She tried to set the table the way she always had. Fork on the left, knife on the right, napkin folded cleanly beneath the plate. It should have been simple—she had done it a thousand times before—but tonight the knife felt wrong in her hand. Too heavy, maybe. Or maybe she had placed it on the wrong side. She stepped back, squinting at the arrangement, as though the silverware might explain itself if she stared hard enough.
The clock ticked in the hallway. Each sound tugged at her nerves, sharp and steady, as if mocking her hesitation.
She smoothed her skirt and tried again, shifting the utensils, then shifting them back, unable to remember which way was proper. Somewhere, a part of her insisted she knew. She had known once. But the thought drifted away before she could grasp it.

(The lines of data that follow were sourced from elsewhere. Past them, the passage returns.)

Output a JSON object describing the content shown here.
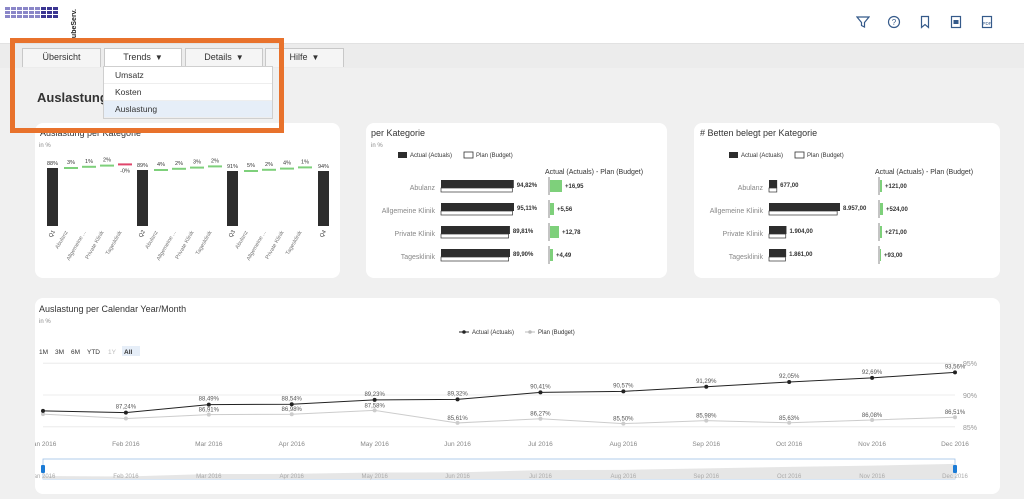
{
  "app": {
    "logo_text": "ubeServ."
  },
  "tabs": [
    {
      "label": "Übersicht"
    },
    {
      "label": "Trends"
    },
    {
      "label": "Details"
    },
    {
      "label": "Hilfe"
    }
  ],
  "dropdown": {
    "items": [
      "Umsatz",
      "Kosten",
      "Auslastung"
    ],
    "selected": "Auslastung"
  },
  "page": {
    "title": "Auslastungsa"
  },
  "cards": {
    "left": {
      "title": "Auslastung per Kategorie",
      "unit": "in %",
      "bar_labels": [
        "88%",
        "89%",
        "91%",
        "94%"
      ],
      "quarters": [
        "Q1",
        "Q2",
        "Q3",
        "Q4"
      ],
      "steps": [
        [
          "3%",
          "1%",
          "2%",
          "-0%"
        ],
        [
          "4%",
          "2%",
          "3%",
          "2%"
        ],
        [
          "5%",
          "2%",
          "4%",
          "1%"
        ]
      ],
      "categories": [
        "Abulanz",
        "Allgemeine ...",
        "Private Klinik",
        "Tagesklinik"
      ]
    },
    "middle": {
      "title": "per Kategorie",
      "unit": "in %",
      "legend": [
        "Actual (Actuals)",
        "Plan (Budget)"
      ],
      "variance_title": "Actual (Actuals) - Plan (Budget)",
      "rows": [
        {
          "label": "Abulanz",
          "actual": 94.82,
          "value": "94,82%",
          "delta": "+16,95"
        },
        {
          "label": "Allgemeine Klinik",
          "actual": 95.11,
          "value": "95,11%",
          "delta": "+5,56"
        },
        {
          "label": "Private Klinik",
          "actual": 89.81,
          "value": "89,81%",
          "delta": "+12,78"
        },
        {
          "label": "Tagesklinik",
          "actual": 89.9,
          "value": "89,90%",
          "delta": "+4,49"
        }
      ]
    },
    "right": {
      "title": "# Betten belegt per Kategorie",
      "legend": [
        "Actual (Actuals)",
        "Plan (Budget)"
      ],
      "variance_title": "Actual (Actuals) - Plan (Budget)",
      "rows": [
        {
          "label": "Abulanz",
          "actual": 677,
          "value": "677,00",
          "delta": "+121,00"
        },
        {
          "label": "Allgemeine Klinik",
          "actual": 8957,
          "value": "8.957,00",
          "delta": "+524,00"
        },
        {
          "label": "Private Klinik",
          "actual": 1904,
          "value": "1.904,00",
          "delta": "+271,00"
        },
        {
          "label": "Tagesklinik",
          "actual": 1861,
          "value": "1.861,00",
          "delta": "+93,00"
        }
      ]
    }
  },
  "line_card": {
    "title": "Auslastung per Calendar Year/Month",
    "unit": "in %",
    "range_buttons": [
      "1M",
      "3M",
      "6M",
      "YTD",
      "1Y",
      "All"
    ],
    "active_range": "All"
  },
  "chart_data": {
    "type": "line",
    "x": [
      "Jan 2016",
      "Feb 2016",
      "Mar 2016",
      "Apr 2016",
      "May 2016",
      "Jun 2016",
      "Jul 2016",
      "Aug 2016",
      "Sep 2016",
      "Oct 2016",
      "Nov 2016",
      "Dec 2016"
    ],
    "series": [
      {
        "name": "Actual (Actuals)",
        "values": [
          87.5,
          87.24,
          88.49,
          88.54,
          89.23,
          89.32,
          90.41,
          90.57,
          91.29,
          92.05,
          92.69,
          93.56
        ],
        "labels": [
          "",
          "87,24%",
          "88,49%",
          "88,54%",
          "89,23%",
          "89,32%",
          "90,41%",
          "90,57%",
          "91,29%",
          "92,05%",
          "92,69%",
          "93,56%"
        ]
      },
      {
        "name": "Plan (Budget)",
        "values": [
          87.0,
          86.3,
          86.91,
          86.98,
          87.58,
          85.61,
          86.27,
          85.5,
          85.98,
          85.63,
          86.08,
          86.51
        ],
        "labels": [
          "",
          "",
          "86,91%",
          "86,98%",
          "87,58%",
          "85,61%",
          "86,27%",
          "85,50%",
          "85,98%",
          "85,63%",
          "86,08%",
          "86,51%"
        ]
      }
    ],
    "y_ticks": [
      "95%",
      "90%",
      "85%"
    ],
    "ylim": [
      84.5,
      95.5
    ]
  }
}
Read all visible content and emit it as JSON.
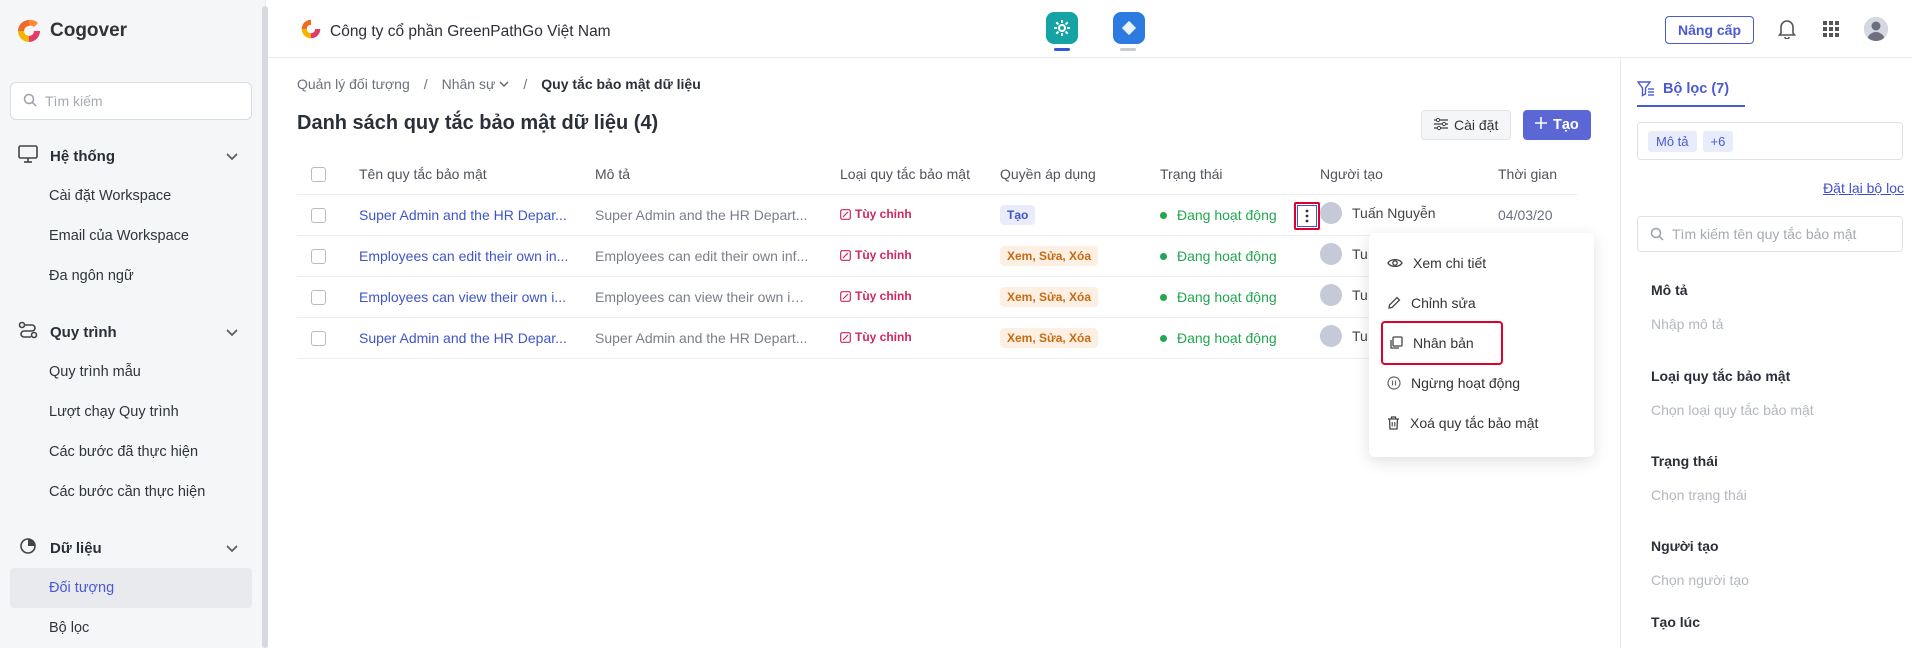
{
  "sidebar": {
    "brand": "Cogover",
    "search_placeholder": "Tìm kiếm",
    "sections": [
      {
        "title": "Hệ thống",
        "items": [
          "Cài đặt Workspace",
          "Email của Workspace",
          "Đa ngôn ngữ"
        ]
      },
      {
        "title": "Quy trình",
        "items": [
          "Quy trình mẫu",
          "Lượt chạy Quy trình",
          "Các bước đã thực hiện",
          "Các bước cần thực hiện"
        ]
      },
      {
        "title": "Dữ liệu",
        "items": [
          "Đối tượng",
          "Bộ lọc"
        ]
      }
    ],
    "active_item": "Đối tượng"
  },
  "topbar": {
    "company": "Công ty cổ phần GreenPathGo Việt Nam",
    "upgrade_label": "Nâng cấp",
    "icons": [
      "settings-app-icon",
      "secondary-app-icon",
      "bell-icon",
      "apps-grid-icon",
      "user-avatar"
    ]
  },
  "breadcrumb": [
    "Quản lý đối tượng",
    "Nhân sự",
    "Quy tắc bảo mật dữ liệu"
  ],
  "page": {
    "title": "Danh sách quy tắc bảo mật dữ liệu (4)",
    "settings_label": "Cài đặt",
    "create_label": "Tạo"
  },
  "table": {
    "headers": [
      "Tên quy tắc bảo mật",
      "Mô tả",
      "Loại quy tắc bảo mật",
      "Quyền áp dụng",
      "Trạng thái",
      "Người tạo",
      "Thời gian"
    ],
    "rows": [
      {
        "name": "Super Admin and the HR Depar...",
        "desc": "Super Admin and the HR Depart...",
        "type": "Tùy chỉnh",
        "perm": "Tạo",
        "status": "Đang hoạt động",
        "creator": "Tuấn Nguyễn",
        "time": "04/03/20"
      },
      {
        "name": "Employees can edit their own in...",
        "desc": "Employees can edit their own inf...",
        "type": "Tùy chỉnh",
        "perm": "Xem, Sửa, Xóa",
        "status": "Đang hoạt động",
        "creator": "Tu",
        "time": ""
      },
      {
        "name": "Employees can view their own i...",
        "desc": "Employees can view their own inf...",
        "type": "Tùy chỉnh",
        "perm": "Xem, Sửa, Xóa",
        "status": "Đang hoạt động",
        "creator": "Tu",
        "time": ""
      },
      {
        "name": "Super Admin and the HR Depar...",
        "desc": "Super Admin and the HR Depart...",
        "type": "Tùy chỉnh",
        "perm": "Xem, Sửa, Xóa",
        "status": "Đang hoạt động",
        "creator": "Tu",
        "time": ""
      }
    ]
  },
  "row_menu": {
    "items": [
      "Xem chi tiết",
      "Chỉnh sửa",
      "Nhân bản",
      "Ngừng hoạt động",
      "Xoá quy tắc bảo mật"
    ]
  },
  "filter": {
    "tab_label": "Bộ lọc (7)",
    "tags": [
      "Mô tả",
      "+6"
    ],
    "reset_label": "Đặt lại bộ lọc",
    "search_placeholder": "Tìm kiếm tên quy tắc bảo mật",
    "fields": [
      {
        "label": "Mô tả",
        "placeholder": "Nhập mô tả"
      },
      {
        "label": "Loại quy tắc bảo mật",
        "placeholder": "Chọn loại quy tắc bảo mật"
      },
      {
        "label": "Trạng thái",
        "placeholder": "Chọn trạng thái"
      },
      {
        "label": "Người tạo",
        "placeholder": "Chọn người tạo"
      },
      {
        "label": "Tạo lúc",
        "placeholder": ""
      }
    ]
  },
  "colors": {
    "accent": "#4a5ad1",
    "create_button": "#5c67d6",
    "status_active": "#22a64f",
    "type_tag": "#d0275b",
    "highlight_box": "#e0002b"
  }
}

Her husband said she was better now. That the doctors had given her a chance at a calmer life, one free of storms. She wanted to believe him. She wanted to feel steady, useful, the way she had when she used to host the church ladies or prepare Sunday dinners.

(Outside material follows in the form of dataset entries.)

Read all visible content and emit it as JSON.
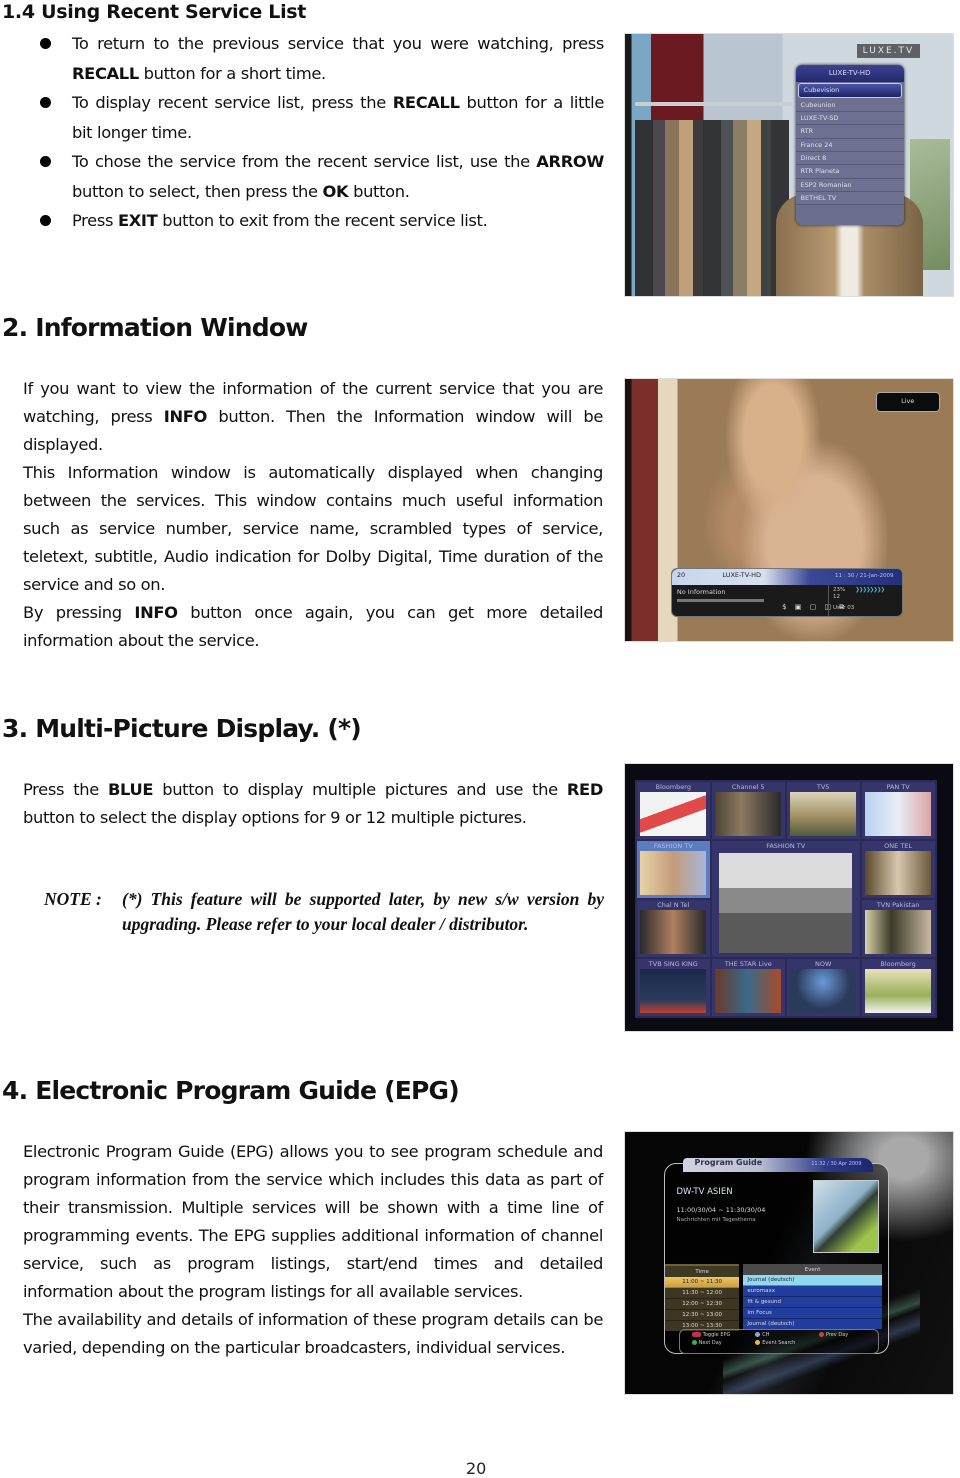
{
  "section_1_4": {
    "heading": "1.4  Using Recent Service List",
    "bullets": [
      {
        "parts": [
          "To return to the previous service that you were watching, press ",
          "RECALL",
          " button for a short time."
        ]
      },
      {
        "parts": [
          "To display recent service list, press the ",
          "RECALL",
          " button for a little bit longer time."
        ]
      },
      {
        "parts": [
          "To chose the service from the recent service list, use the ",
          "ARROW",
          " button to select, then press the ",
          "OK",
          " button."
        ]
      },
      {
        "parts": [
          "Press ",
          "EXIT",
          " button to exit from the recent service list."
        ]
      }
    ],
    "screenshot": {
      "logo": "LUXE.TV",
      "panel_title": "LUXE-TV-HD",
      "services": [
        "Cubevision",
        "Cubeunion",
        "LUXE-TV-SD",
        "RTR",
        "France 24",
        "Direct 8",
        "RTR Planeta",
        "ESP2 Romanian",
        "BETHEL TV"
      ],
      "selected_index": 0
    }
  },
  "section_2": {
    "heading": "2. Information Window",
    "p1": [
      "If you want to view the information of the current service that you are watching, press ",
      "INFO",
      " button. Then the Information window will be displayed."
    ],
    "p2": "This Information window is automatically displayed when changing between the services.  This window contains much useful information such as service number, service name, scrambled types of service, teletext, subtitle, Audio indication for Dolby Digital, Time duration of the service and so on.",
    "p3": [
      "By pressing ",
      "INFO",
      " button once again, you can get more detailed information about the service."
    ],
    "screenshot": {
      "live_badge": "Live",
      "channel_number": "20",
      "channel_name": "LUXE-TV-HD",
      "datetime": "11 : 30 / 21-Jan-2009",
      "event_text": "No Information",
      "signal_percent": "23%",
      "signal_sub": "12",
      "user": "User 03",
      "status_icons": "$ ▣ ▢ ◫ ⧉",
      "chevrons": "❯❯❯❯❯❯❯❯"
    }
  },
  "section_3": {
    "heading": "3. Multi-Picture Display. (*)",
    "p1": [
      "Press the ",
      "BLUE",
      " button to display multiple pictures and use the ",
      "RED",
      " button to select the display options for 9 or 12 multiple pictures."
    ],
    "note_label": "NOTE :",
    "note_text": "(*) This feature will be supported later, by new s/w version by upgrading.  Please refer to your local dealer / distributor.",
    "screenshot": {
      "cells": [
        "Bloomberg",
        "Channel 5",
        "TV5",
        "PAN TV",
        "FASHION TV",
        "FASHION TV",
        "ONE TEL",
        "Chal N Tel",
        "TVN Pakistan",
        "TVB SING KING",
        "THE STAR Live",
        "NOW",
        "Bloomberg"
      ]
    }
  },
  "section_4": {
    "heading": "4. Electronic Program Guide (EPG)",
    "p1": "Electronic Program Guide (EPG) allows you to see program schedule and program information from the service which includes this data as part of their transmission. Multiple services will be shown with a time line of programming events. The EPG supplies additional information of channel service, such as program listings, start/end times and detailed information about the program listings for all available services.",
    "p2": "The availability and details of information of these program details can be varied, depending on the particular broadcasters, individual services.",
    "screenshot": {
      "title": "Program Guide",
      "datetime": "11:32 / 30 Apr 2009",
      "channel": "DW-TV ASIEN",
      "event_time": "11:00/30/04 ~ 11:30/30/04",
      "event_desc": "Nachrichten mit Tagesthema",
      "time_header": "Time",
      "event_header": "Event",
      "rows": [
        {
          "time": "11:00 ~ 11:30",
          "event": "Journal (deutsch)"
        },
        {
          "time": "11:30 ~ 12:00",
          "event": "euromaxx"
        },
        {
          "time": "12:00 ~ 12:30",
          "event": "fit & gesund"
        },
        {
          "time": "12:30 ~ 13:00",
          "event": "Im Focus"
        },
        {
          "time": "13:00 ~ 13:30",
          "event": "Journal (deutsch)"
        }
      ],
      "selected_row": 0,
      "legend": {
        "toggle": "Toggle EPG",
        "ch": "CH",
        "prev": "Prev Day",
        "next": "Next Day",
        "search": "Event Search"
      },
      "legend_colors": {
        "toggle": "#c0304a",
        "ch": "#8aa6d8",
        "prev": "#d04040",
        "next": "#3fae4a",
        "search": "#e0c040"
      }
    }
  },
  "page_number": "20"
}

But now everything slipped. Words caught in her throat, thoughts vanished halfway through. She forgot the names of neighbors she’d spoken to for years. Sometimes she would walk into a room and stop cold, unable to remember why she had entered.

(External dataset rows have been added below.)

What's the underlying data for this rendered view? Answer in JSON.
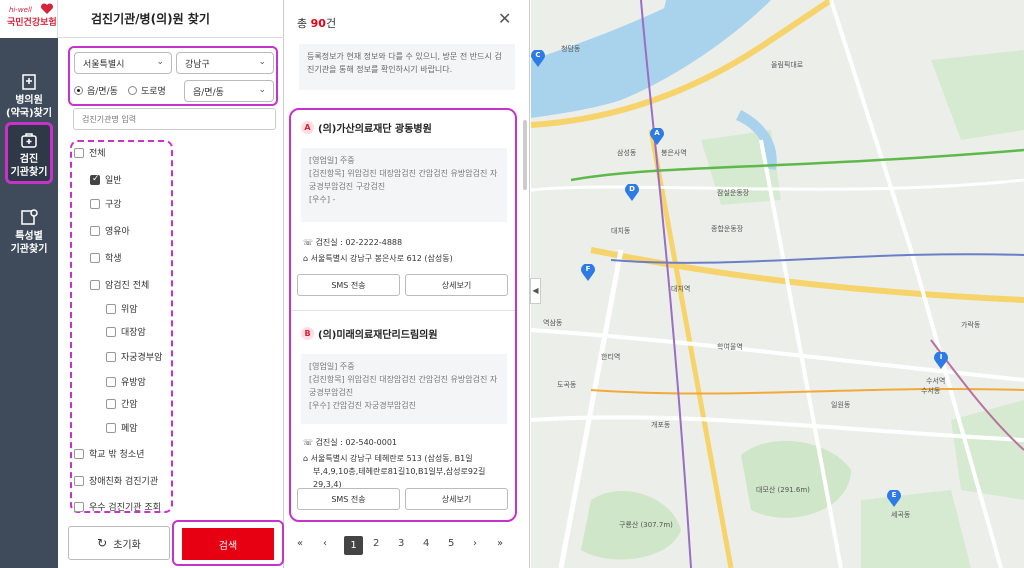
{
  "brand": {
    "hiwell": "hi-well",
    "name": "국민건강보험",
    "accent": "#d6223a"
  },
  "rail": [
    {
      "line1": "병의원",
      "line2": "(약국)찾기",
      "icon": "hospital-icon"
    },
    {
      "line1": "검진",
      "line2": "기관찾기",
      "icon": "checkup-icon"
    },
    {
      "line1": "특성별",
      "line2": "기관찾기",
      "icon": "feature-icon"
    }
  ],
  "panel": {
    "title": "검진기관/병(의)원 찾기",
    "city": "서울특별시",
    "district": "강남구",
    "radio_town": "읍/면/동",
    "radio_road": "도로명",
    "town_select": "읍/면/동",
    "name_placeholder": "검진기관명 입력",
    "checkboxes": [
      {
        "label": "전체",
        "checked": false
      },
      {
        "label": "일반",
        "checked": true
      },
      {
        "label": "구강",
        "checked": false
      },
      {
        "label": "영유아",
        "checked": false
      },
      {
        "label": "학생",
        "checked": false
      },
      {
        "label": "암검진 전체",
        "checked": false
      },
      {
        "label": "위암",
        "checked": false
      },
      {
        "label": "대장암",
        "checked": false
      },
      {
        "label": "자궁경부암",
        "checked": false
      },
      {
        "label": "유방암",
        "checked": false
      },
      {
        "label": "간암",
        "checked": false
      },
      {
        "label": "폐암",
        "checked": false
      },
      {
        "label": "학교 밖 청소년",
        "checked": false
      },
      {
        "label": "장애친화 검진기관",
        "checked": false
      },
      {
        "label": "우수 검진기관 조회",
        "checked": false
      }
    ],
    "reset_label": "초기화",
    "search_label": "검색"
  },
  "results": {
    "count_prefix": "총 ",
    "count": "90",
    "count_suffix": "건",
    "notice": "등록정보가 현재 정보와 다를 수 있으니, 방문 전 반드시 검진기관을 통해 정보를 확인하시기 바랍니다.",
    "items": [
      {
        "badge": "A",
        "name": "(의)가산의료재단 광동병원",
        "info1": "[영업일] 주중",
        "info2": "[검진항목] 위암검진 대장암검진 간암검진 유방암검진 자궁경부암검진 구강검진",
        "info3": "[우수] -",
        "phone_label": "검진실 :",
        "phone": "02-2222-4888",
        "address": "서울특별시 강남구 봉은사로 612 (삼성동)",
        "sms": "SMS 전송",
        "detail": "상세보기"
      },
      {
        "badge": "B",
        "name": "(의)미래의료재단리드림의원",
        "info1": "[영업일] 주중",
        "info2": "[검진항목] 위암검진 대장암검진 간암검진 유방암검진 자궁경부암검진",
        "info3": "[우수] 간암검진 자궁경부암검진",
        "phone_label": "검진실 :",
        "phone": "02-540-0001",
        "address": "서울특별시 강남구 테헤란로 513 (삼성동, B1일부,4,9,10층,테헤란로81길10,B1일부,삼성로92길29,3,4)",
        "sms": "SMS 전송",
        "detail": "상세보기"
      }
    ],
    "pages": [
      "1",
      "2",
      "3",
      "4",
      "5"
    ]
  },
  "map": {
    "labels": [
      {
        "t": "청담동"
      },
      {
        "t": "삼성동"
      },
      {
        "t": "대치동"
      },
      {
        "t": "역삼동"
      },
      {
        "t": "잠실운동장"
      },
      {
        "t": "종합운동장"
      },
      {
        "t": "도곡동"
      },
      {
        "t": "개포동"
      },
      {
        "t": "일원동"
      },
      {
        "t": "수서동"
      },
      {
        "t": "세곡동"
      },
      {
        "t": "대모산 (291.6m)"
      },
      {
        "t": "구룡산 (307.7m)"
      },
      {
        "t": "올림픽대로"
      },
      {
        "t": "봉은사역"
      },
      {
        "t": "대치역"
      },
      {
        "t": "학여울역"
      },
      {
        "t": "수서역"
      },
      {
        "t": "한티역"
      },
      {
        "t": "가락동"
      }
    ],
    "pins": [
      {
        "label": "A"
      },
      {
        "label": "C"
      },
      {
        "label": "D"
      },
      {
        "label": "E"
      },
      {
        "label": "F"
      },
      {
        "label": "I"
      }
    ]
  }
}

The kettle whistled in the kitchen. She flinched at the sound, heart pounding too fast for such a small thing. Her hands trembled as she laid the last fork, the whistle growing shrill, unbearable.
She pressed her palms to her temples. She wanted to call for her husband, to ask him what to do, but the words felt tangled. She wanted to be a good wife, to make everything neat and right again. Instead, she stood frozen at the table, confused, the sharp whistle filling the house like a scream she couldn’t answer.